Manda,
It seems clear enough that you have an issue with wild taking. An understanding of population dynamics and the concept of sustainable yield is required to see why it is not the 'bogie man' it is portrayed by many to be.
As early as 1798, an Englishman named Thomas Malthus wrote an essay on the nature of populations in which he espoused the basic principle that more offspring are produced than can possibly survive. Let's look at a simple example, the common Green Tree Frog. They can live up to 20 years or more, produce up to 2000 eggs in a spawn and are sexually mature at the age of one year. If a female begins reproducing at the age of two continues to the age of 10 years, when she dies. Let's also say she produced an average spawn of 1000 eggs per year. She produces 8 x 1000 = 8,000 fertilised eggs. If three quarters successfully hatch, the single female and her mate have produced 6,000 tadpoles (a very conservative estimate). How many of those 6,000 are required to mature and metamorphose into frogs to replace mum and dad and keep the population stable? TWO out of 6,000. This means that 5,998 MUST perish. In round figures, for every year for each one pair of GTFs, in order to maintain a stable population, 600 tadpoles/froglets/frogs must die. And we were very conservative in our estimates. In real life, the figure is higher.

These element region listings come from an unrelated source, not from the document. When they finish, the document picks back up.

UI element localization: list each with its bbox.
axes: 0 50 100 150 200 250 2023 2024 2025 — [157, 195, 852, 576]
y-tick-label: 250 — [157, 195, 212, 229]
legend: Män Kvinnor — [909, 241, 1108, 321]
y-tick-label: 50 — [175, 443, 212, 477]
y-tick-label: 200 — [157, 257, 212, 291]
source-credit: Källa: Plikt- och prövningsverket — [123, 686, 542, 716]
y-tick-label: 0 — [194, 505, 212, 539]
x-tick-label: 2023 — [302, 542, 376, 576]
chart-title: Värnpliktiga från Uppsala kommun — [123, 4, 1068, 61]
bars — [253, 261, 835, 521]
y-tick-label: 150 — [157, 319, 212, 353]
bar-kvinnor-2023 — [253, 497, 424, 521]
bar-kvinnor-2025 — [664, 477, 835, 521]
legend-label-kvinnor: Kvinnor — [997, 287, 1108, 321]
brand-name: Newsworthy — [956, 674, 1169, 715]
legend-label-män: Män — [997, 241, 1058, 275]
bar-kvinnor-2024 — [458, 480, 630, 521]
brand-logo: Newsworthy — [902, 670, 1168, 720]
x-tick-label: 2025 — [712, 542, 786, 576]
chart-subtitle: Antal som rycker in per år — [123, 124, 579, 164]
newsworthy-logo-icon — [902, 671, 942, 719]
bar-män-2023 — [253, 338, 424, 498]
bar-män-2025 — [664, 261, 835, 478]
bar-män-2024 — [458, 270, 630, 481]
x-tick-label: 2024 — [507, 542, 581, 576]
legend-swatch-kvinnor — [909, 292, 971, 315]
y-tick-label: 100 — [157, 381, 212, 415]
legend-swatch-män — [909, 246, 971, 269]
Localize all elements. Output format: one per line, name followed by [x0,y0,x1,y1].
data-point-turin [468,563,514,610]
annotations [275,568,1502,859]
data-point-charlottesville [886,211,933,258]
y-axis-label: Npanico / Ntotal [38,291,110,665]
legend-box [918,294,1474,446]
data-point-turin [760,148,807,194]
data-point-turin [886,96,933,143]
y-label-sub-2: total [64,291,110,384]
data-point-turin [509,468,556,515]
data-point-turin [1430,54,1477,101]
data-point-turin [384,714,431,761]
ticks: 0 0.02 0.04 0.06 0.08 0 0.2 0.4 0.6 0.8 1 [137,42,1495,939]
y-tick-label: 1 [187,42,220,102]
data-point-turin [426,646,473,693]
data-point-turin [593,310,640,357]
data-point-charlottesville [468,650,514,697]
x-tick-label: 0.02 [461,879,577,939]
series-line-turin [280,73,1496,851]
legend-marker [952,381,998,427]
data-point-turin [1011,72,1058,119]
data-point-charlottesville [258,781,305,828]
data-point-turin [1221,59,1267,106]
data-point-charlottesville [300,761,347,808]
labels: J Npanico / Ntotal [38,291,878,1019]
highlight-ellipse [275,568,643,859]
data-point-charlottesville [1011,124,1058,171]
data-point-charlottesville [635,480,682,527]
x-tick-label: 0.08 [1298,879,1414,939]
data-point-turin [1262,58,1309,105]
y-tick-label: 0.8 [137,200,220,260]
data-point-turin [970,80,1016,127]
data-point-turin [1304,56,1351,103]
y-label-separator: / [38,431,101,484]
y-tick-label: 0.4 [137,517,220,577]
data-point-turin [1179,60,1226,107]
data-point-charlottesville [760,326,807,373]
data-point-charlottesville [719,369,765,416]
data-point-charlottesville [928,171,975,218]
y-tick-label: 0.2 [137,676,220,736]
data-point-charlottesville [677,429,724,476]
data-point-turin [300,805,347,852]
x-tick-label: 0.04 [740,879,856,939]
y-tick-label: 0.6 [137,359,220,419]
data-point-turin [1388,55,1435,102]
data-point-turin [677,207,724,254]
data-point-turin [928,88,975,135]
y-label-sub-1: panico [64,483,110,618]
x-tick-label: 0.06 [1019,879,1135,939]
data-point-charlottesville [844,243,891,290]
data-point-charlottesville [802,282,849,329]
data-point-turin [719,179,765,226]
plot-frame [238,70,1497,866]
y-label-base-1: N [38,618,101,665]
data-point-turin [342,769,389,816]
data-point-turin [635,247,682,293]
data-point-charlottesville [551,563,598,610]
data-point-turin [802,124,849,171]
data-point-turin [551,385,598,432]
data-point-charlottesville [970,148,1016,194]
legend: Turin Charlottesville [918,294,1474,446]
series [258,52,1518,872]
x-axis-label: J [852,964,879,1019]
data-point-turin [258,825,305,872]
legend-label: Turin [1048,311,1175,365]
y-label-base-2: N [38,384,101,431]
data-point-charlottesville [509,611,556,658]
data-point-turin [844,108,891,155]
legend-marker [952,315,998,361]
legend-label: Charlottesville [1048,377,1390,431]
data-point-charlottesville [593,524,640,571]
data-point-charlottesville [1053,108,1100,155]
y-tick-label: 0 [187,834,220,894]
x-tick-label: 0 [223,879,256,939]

You can do the same exercise species with low fecundity and you still get the majority of offspring having to die. For example a gecko living five years, producing only on clutch per year (most will have three) and breeding from years 2 to 5, will produce 8 offspring, of which 6 must die. So you can remove one gecko every year for every breeding pair in the population and not affect the population. With the more usual three clutches, you would get 24 offspring, of which 22 must die. So for each breeding pair in the population, 5 geckoes must die each year to maintain a stable population.
For any given population, there is a number of individuals that can be removed each and every year without affecting the size of the population. This is known as the sustainable yield. A good example is grey and red kangaroos. These animals are shot in their thousands every year across Australia to provide pet food and more recently, meat for human consumption. This practice has been going on for a century and yet there has been no sustained reduction in the populations of these animals. This is because the cull, huge as it is, is still within the sustainable yield. This is a biological reality!